Get the Good Guys into your Gut …
Author: Jan Roberts
As you can see, we’ve given our website a fabulous makeover! To celebrate, in my next few posts I’ll be giving you some simple do-it-yourself steps for your own personal makeover. I’m a big fan of easy health-promotion steps you can incorporate into your daily routine without any fuss or bother, but these steps will have a genuine, long-term impact on your wellbeing. So listen up and get on board with my suggestions! I promise you they’re easy to implement … and they’ll have an impact on every aspect of your physical and mental health (and surprise, surprise – boost your sexual performance too!)
Let’s start with the very foundation of your health: your microbiome, all of those small creatures (mostly bacteria) that co-exist with you in your body, and do the hard work to keep you healthy and well. This is an area that has long been recognized by complementary medicine practitioners as the seat of your wellbeing. But it’s only in the last twenty years or so that Western medicine has begun to research and understand the importance of the human microbiome.

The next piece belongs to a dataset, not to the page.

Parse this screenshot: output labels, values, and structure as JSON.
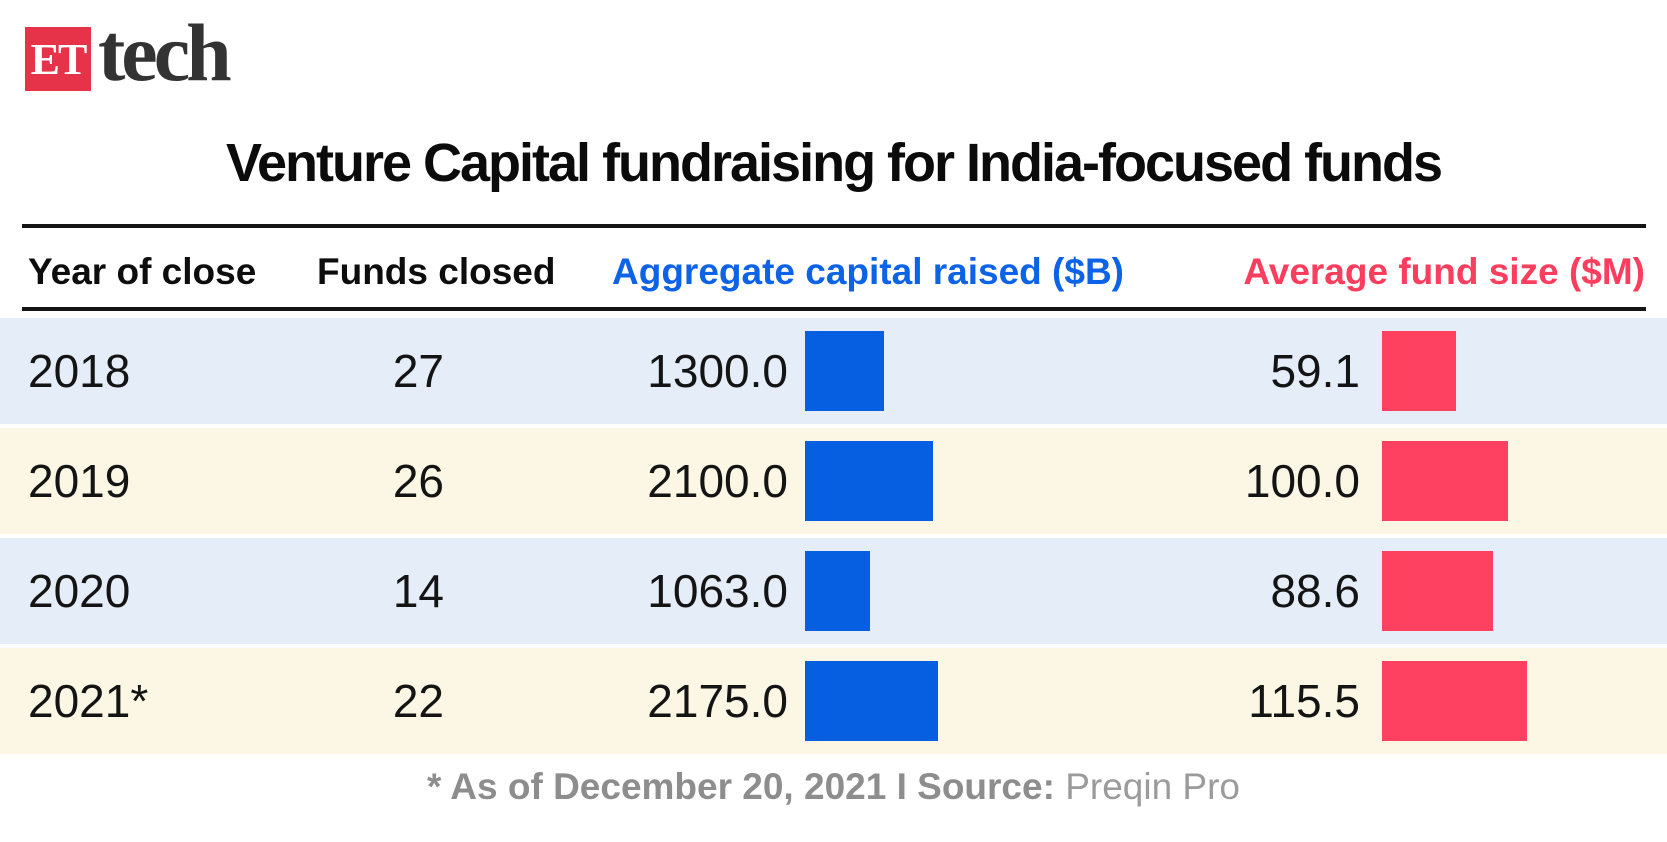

It’s an astounding fact. There is at least as much (some researchers suggest maybe 10 times more) DNA in your body that was not provided to you genetically by your mother and father. That’s an astounding amount of genetic material that co-exists with, yet is entirely separate from, your own genes! Martin Blaser, Head of The Human Microbiome Project at New York University explains that while our own human cells number 10 trillion, the cells of the bacteria with which we co-exist could number an astonishing 100 trillion. Further, for hundreds of thousands of years bacterial and human cells have existed in peaceful symbiosis. This symbiotic relationship contributes to the equilibrium and health of our bodies.
Consider our modern era of medicine and surgery, which has introduced the use of ever more powerful and frequent antibiotics, reliance on Caesarean sections, and also the use of powerful antiseptics and antibacterials. All these practices have resulted in a significant loss of diversity in our miraculous bacterial ecosystem. In fact, it is estimated that we have lost about 30 percent of the diversity that constituted at least half (if not more) of our ‘super-organism’.
Research clearly shows that the relationship between the microbiome and humans is not just a random co-existence, but is in fact a mutually beneficial, synergistic relationship. Think about it—all those cells and all that DNA would certainly be doing more than seeing to the digestion of your food. While the microbiome inhabits all the organisms on your skin (your mouth and nose and all those other orifices), it’s the bacterial population in your gut that I want to talk about today
Gut ‘dysbiosis’—microbial imbalance—can begin at the very beginning of life (for those delivered by C-section). It is then compounded through the years with antibiotic use, artificial hormones (for example, hormonal birth control or Hormone Replacement Therapy, HRT), chlorine and other chemicals in the drinking water, the Western diet full of refined foodstuffs, agricultural chemicals used in food production, and so much more. The result of this onslaught is that the health of your gut bacteria is well below par. This compromises the integrity of your entire gastrointestinal tract and all of its functions: the digestion of your food, the synthesis of vitamins in the gut, your immune function, hormone formation, neurotransmitter (brain chemical) production, energy metabolism (which controls your weight) and so on
That’s the bad news. So what to do?? Start with probiotics to give your gut a boost. But with so many probiotic products to choose from, you need to be sure that the product is stable, sufficiently potent and contains an appropriate mixture of strains to ensure results. A daily dose of a commercial yogurt or a cheap and cheerful probiotic off the supermarket shelf just won’t cut it. Bodcare is not in the business of selling probiotics (yet) but we’re happy to make a recommendation. (Just get in touch here.)
I also strongly recommend adding fermented foods or drinks to your daily dietary intake. Get five different sorts of fermented foods (kimchi, pickled beets, pickled cabbage, sauerkraut, kombucha, kefir, etc.) and eat a daily serving of each on a rotating basis. This simple dietary change will increase the bio-diversity of your gut bacteria. The more diversity, the healthier your microbiome
As I said at the start, it’s a simple equation. The more you help your gut microbiome, the more you help set the scene for better physical and mental health. You will also ensure that you get maximum benefit from my next health-promotion tips.